PREDICTION OF THE GOLD PRICE: NEUTRAL
- Gold prices rebound as the Fed bends to remove tensions from the credit crunch
- Fears of an economic slowdown could rekindle liquidation pressure
- Retail sales in the United States and Chinese GDP data top the economic calendar
Gold prices were trading at the 2020 low just a month ago, as the coronavirus epidemic hit the credit markets. Lenders were concerned about the viability of the borrower as global growth halted capital withdrawal. This drove up borrowing costs and pushed desperate market participants to liquidate, with gold ending up in the cut block alongside stocks as well as cyclical currencies and commodities.
Since then, the metal has fully traced these losses, the markets having expressed confidence in the Herculean efforts of the Fed to prevent a credit crunch in 2008. The central bank has made its quantitative easing program unlimited, has implemented the FIMA repo facility allowing large holders of treasury bills to temporarily swap bonds for cash, and announced $ 2.3 trillion in new loans to small and medium businesses as well as municipalities.
The minds of investors seemed really elated. The so-called TED spread – a measure of tension in the credit market that examines the difference between lending rates on 3-month offshore eurodollar deposits and similar T-bills – rose from a peak of almost four years north of 70 bp at a much more manageable level. 36bps. Overall, this corresponds to the trend average in force since the 2008 crisis (~ 33 bp).
GOLD PRICES COULD FALL WITH RETURN OF LIQUIDATION IN A GLOBAL SLOWDOWN
The key question now is whether optimism is maintained. While the stimulus measures seem to have succeeded so far in opening up the credit markets, its ability to stimulate economic activity over the long term seems limited. Inexpensive credit and subsidized purchasing power are probably not very useful beyond the admittedly useful perspective of bold action, as they cannot be truly exploited in the context of a generalized foreclosure .

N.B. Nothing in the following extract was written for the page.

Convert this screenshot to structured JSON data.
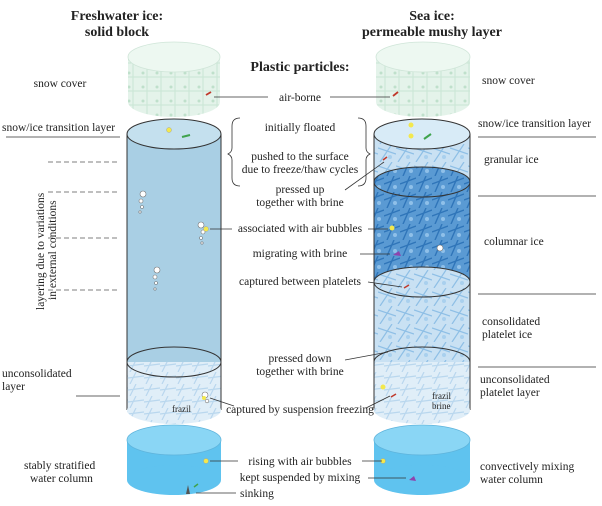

For growth to truly rebound, people must come out of hiding places and reconnect with the economy. That doesn’t seem to be on the menu at the moment, as new Covid-19 cases continue to emerge along a steep upward curve, suggesting that the epidemic is raging with flying colors. The longer the delay, the more likely it is that the disruption will trigger severe stress, possibly in a cyclical part of the financial system.
The silver rush is likely to reignite as traders reflect on this scenario, with capital flooding with liquidity that tarnishes the volatility of the US dollar as gold prices fall. Inspiration for this could come when the spring meetings of the IMF and the World Bank produce many sound clips from senior officials. Weak US retail sales and Chinese GDP data could be further encouragement.